Each listing within the directory follows a consistent structure designed to support professional navigation rather than introductory instruction. A listing entry contains:

  1. Category classification — The practice domain the listing belongs to (e.g., authentication protocols, governance frameworks, threat categories, or certification bodies).
  2. Scope boundary — A concise statement of what the listed framework, standard, or practice covers and what it explicitly excludes.
  3. Governing or defining authority — The named agency, standards body, or professional organization responsible for the framework (e.g., NIST, CISA, (ISC)², ISACA).
  4. Relevant regulatory intersections — Where a listing connects to a named compliance mandate, that relationship is identified without rendering an interpretation of applicability.
  5. Cross-references — Links to related directory pages where adjacent concepts require disambiguation.
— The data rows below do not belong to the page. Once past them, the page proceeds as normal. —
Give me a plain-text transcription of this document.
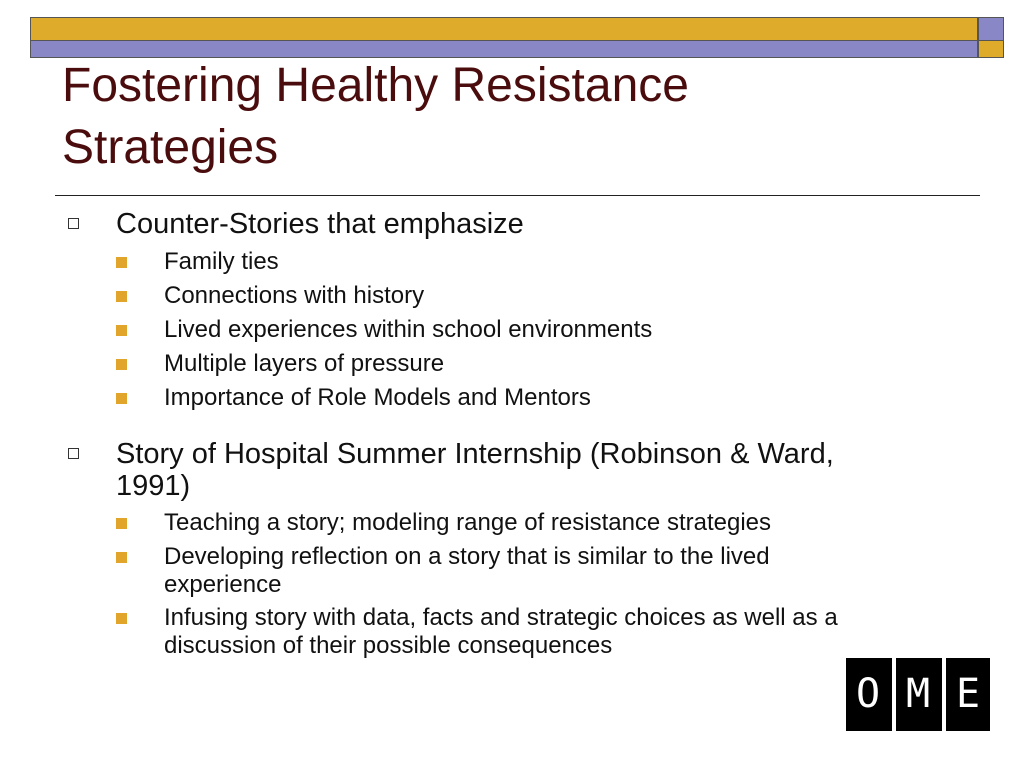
Fostering Healthy Resistance
Strategies
Counter-Stories that emphasize
Family ties
Connections with history
Lived experiences within school environments
Multiple layers of pressure
Importance of Role Models and Mentors
Story of Hospital Summer Internship (Robinson & Ward,
1991)
Teaching a story; modeling range of resistance strategies
Developing reflection on a story that is similar to the lived
experience
Infusing story with data, facts and strategic choices as well as a
discussion of their possible consequences
O M E
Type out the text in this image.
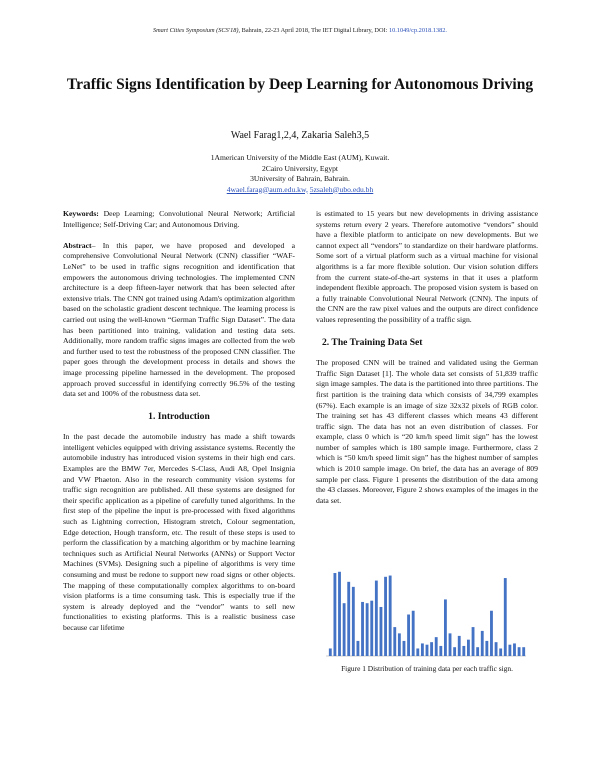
Smart Cities Symposium (SCS'18), Bahrain, 22-23 April 2018, The IET Digital Library, DOI: 10.1049/cp.2018.1382.
Traffic Signs Identification by Deep Learning for Autonomous Driving
Wael Farag1,2,4, Zakaria Saleh3,5
1American University of the Middle East (AUM), Kuwait.
2Cairo University, Egypt
3University of Bahrain, Bahrain.
4wael.farag@aum.edu.kw, 5zsaleh@ubo.edu.bh

Keywords: Deep Learning; Convolutional Neural Network; Artificial Intelligence; Self-Driving Car; and Autonomous Driving.

Abstract– In this paper, we have proposed and developed a comprehensive Convolutional Neural Network (CNN) classifier “WAF-LeNet” to be used in traffic signs recognition and identification that empowers the autonomous driving technologies. The implemented CNN architecture is a deep fifteen-layer network that has been selected after extensive trials. The CNN got trained using Adam's optimization algorithm based on the scholastic gradient descent technique. The learning process is carried out using the well-known “German Traffic Sign Dataset”. The data has been partitioned into training, validation and testing data sets. Additionally, more random traffic signs images are collected from the web and further used to test the robustness of the proposed CNN classifier. The paper goes through the development process in details and shows the image processing pipeline harnessed in the development. The proposed approach proved successful in identifying correctly 96.5% of the testing data set and 100% of the robustness data set.

1. Introduction

In the past decade the automobile industry has made a shift towards intelligent vehicles equipped with driving assistance systems. Recently the automobile industry has introduced vision systems in their high end cars. Examples are the BMW 7er, Mercedes S-Class, Audi A8, Opel Insignia and VW Phaeton. Also in the research community vision systems for traffic sign recognition are published. All these systems are designed for their specific application as a pipeline of carefully tuned algorithms. In the first step of the pipeline the input is pre-processed with fixed algorithms such as Lightning correction, Histogram stretch, Colour segmentation, Edge detection, Hough transform, etc. The result of these steps is used to perform the classification by a matching algorithm or by machine learning techniques such as Artificial Neural Networks (ANNs) or Support Vector Machines (SVMs). Designing such a pipeline of algorithms is very time consuming and must be redone to support new road signs or other objects. The mapping of these computationally complex algorithms to on-board vision platforms is a time consuming task. This is especially true if the system is already deployed and the “vendor” wants to sell new functionalities to existing platforms. This is a realistic business case because car lifetime

is estimated to 15 years but new developments in driving assistance systems return every 2 years. Therefore automotive “vendors” should have a flexible platform to anticipate on new developments. But we cannot expect all “vendors” to standardize on their hardware platforms. Some sort of a virtual platform such as a virtual machine for visional algorithms is a far more flexible solution. Our vision solution differs from the current state-of-the-art systems in that it uses a platform independent flexible approach. The proposed vision system is based on a fully trainable Convolutional Neural Network (CNN). The inputs of the CNN are the raw pixel values and the outputs are direct confidence values representing the possibility of a traffic sign.

2. The Training Data Set

The proposed CNN will be trained and validated using the German Traffic Sign Dataset [1]. The whole data set consists of 51,839 traffic sign image samples. The data is the partitioned into three partitions. The first partition is the training data which consists of 34,799 examples (67%). Each example is an image of size 32x32 pixels of RGB color. The training set has 43 different classes which means 43 different traffic sign. The data has not an even distribution of classes. For example, class 0 which is “20 km/h speed limit sign” has the lowest number of samples which is 180 sample image. Furthermore, class 2 which is “50 km/h speed limit sign” has the highest number of samples which is 2010 sample image. On brief, the data has an average of 809 sample per class. Figure 1 presents the distribution of the data among the 43 classes. Moreover, Figure 2 shows examples of the images in the data set.

Figure 1 Distribution of training data per each traffic sign.
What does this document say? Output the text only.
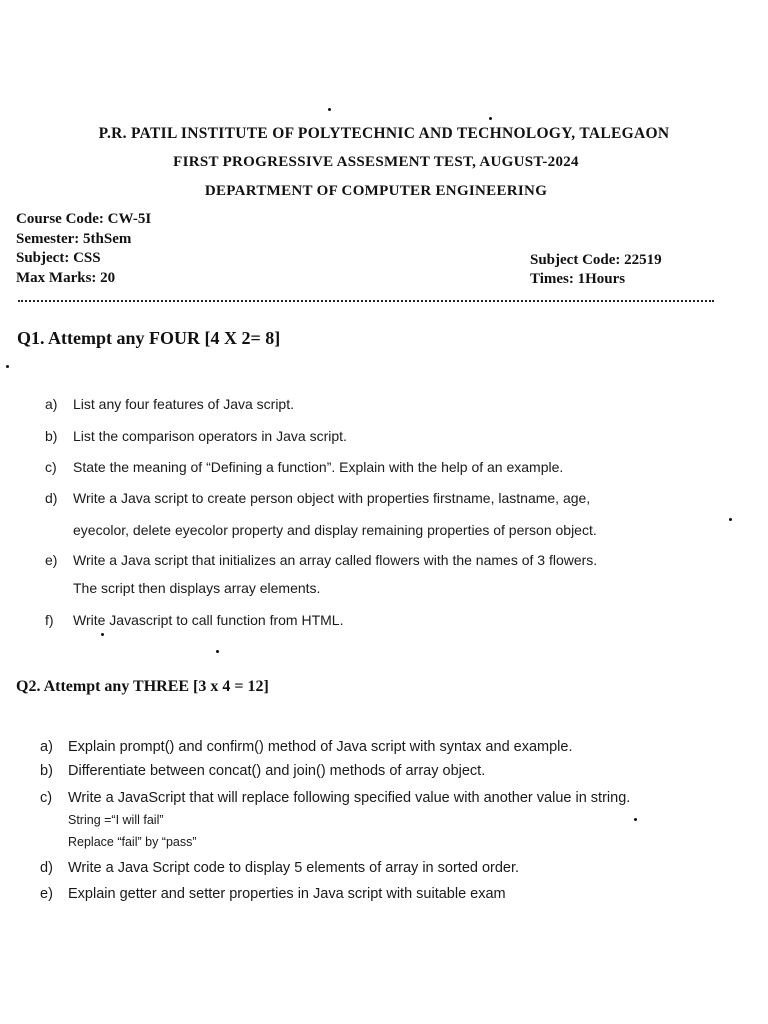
P.R. PATIL INSTITUTE OF POLYTECHNIC AND TECHNOLOGY, TALEGAON
FIRST PROGRESSIVE ASSESMENT TEST, AUGUST-2024
DEPARTMENT OF COMPUTER ENGINEERING
Course Code: CW-5I
Semester: 5thSem
Subject: CSS
Max Marks: 20
Subject Code: 22519
Times: 1Hours
Q1. Attempt any FOUR [4 X 2= 8]
a) List any four features of Java script.
b) List the comparison operators in Java script.
c) State the meaning of “Defining a function”. Explain with the help of an example.
d) Write a Java script to create person object with properties firstname, lastname, age,
eyecolor, delete eyecolor property and display remaining properties of person object.
e) Write a Java script that initializes an array called flowers with the names of 3 flowers.
The script then displays array elements.
f) Write Javascript to call function from HTML.
Q2. Attempt any THREE [3 x 4 = 12]
a) Explain prompt() and confirm() method of Java script with syntax and example.
b) Differentiate between concat() and join() methods of array object.
c) Write a JavaScript that will replace following specified value with another value in string.
String =“I will fail”
Replace “fail” by “pass”
d) Write a Java Script code to display 5 elements of array in sorted order.
e) Explain getter and setter properties in Java script with suitable exam
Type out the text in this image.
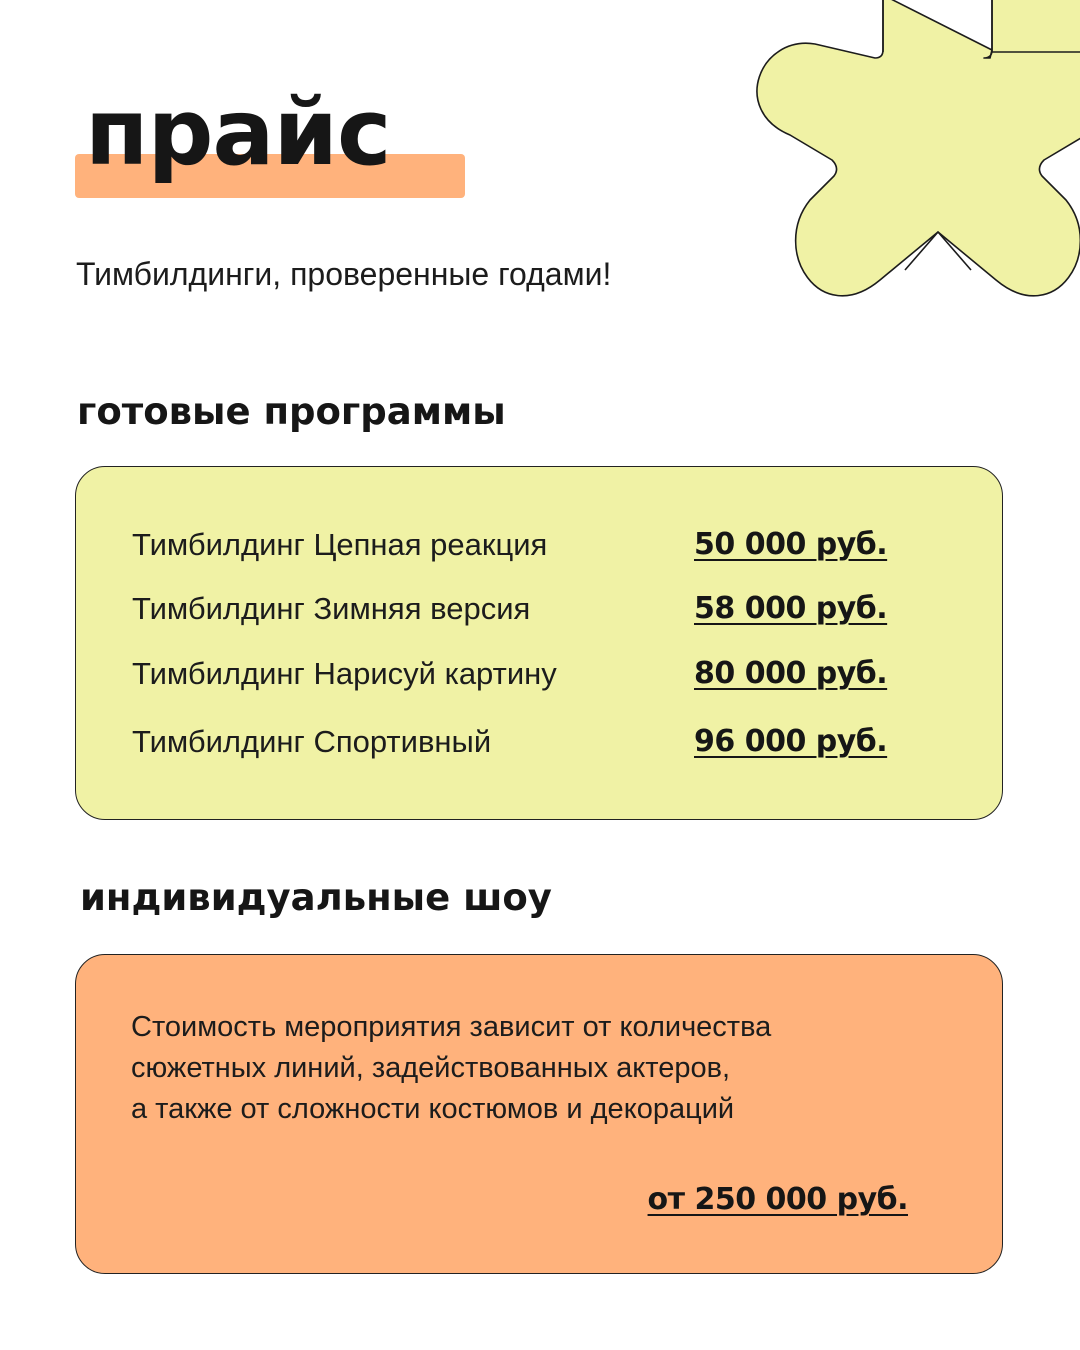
прайс
Тимбилдинги, проверенные годами!
готовые программы
Тимбилдинг Цепная реакция	50 000 руб.
Тимбилдинг Зимняя версия	58 000 руб.
Тимбилдинг Нарисуй картину	80 000 руб.
Тимбилдинг Спортивный	96 000 руб.
индивидуальные шоу
Стоимость мероприятия зависит от количества
сюжетных линий, задействованных актеров,
а также от сложности костюмов и декораций
от 250 000 руб.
Two listing types appear throughout the directory and operate differently. Framework listings describe technical or policy standards maintained by recognized bodies — NIST SP 800-207 (Zero Trust Architecture) is a framework listing, as is the Zero Trust Identity Model reference page. Practice category listings describe functional disciplines — Privileged Access Management, Identity Governance and Administration, and Federated Identity Management are practice categories that may encompass multiple frameworks, tools, and certification pathways simultaneously.

Readers should treat listing content as a structured starting point. Where a listing references a statutory threshold, penalty ceiling, or certification requirement, that figure originates from the named public source and should be verified against the authoritative document before application.


Purpose of this directory

The directory addresses a structural gap in how identity security information is organized for practitioners, procurement teams, and compliance officers navigating a fragmented landscape. The identity security domain spans authentication protocols, access governance, threat detection, regulatory compliance, and workforce certification — domains that are technically adjacent but institutionally separated across NIST, CISA, sector regulators, and professional certification bodies including (ISC)² and ISACA.

The directory's organizing logic maps the sector along three axes: threat categories (such as Credential Theft and Account Takeover and Phishing and Identity Attacks), control frameworks (such as Multi-Factor Authentication and Passwordless Authentication), and compliance and governance obligations tracked under Identity Security Compliance (US) and Identity Security NIST Frameworks.

This three-axis structure allows a reader to enter the directory from any of three professional contexts — threat response, control implementation, or compliance mapping — and navigate to adjacent categories without losing orientation. A compliance officer researching audit requirements arrives through the governance axis; a security architect evaluating authentication options arrives through the control framework axis; a threat analyst investigating an access anomaly arrives through the threat category axis.

The directory reflects the public record as maintained by named regulatory and standards authorities. It does not establish policy, certify practitioners, or adjudicate vendor capability claims. Its function is classification, cross-referencing, and scope definition within the identity security sector as it is formally structured by the institutions that govern it.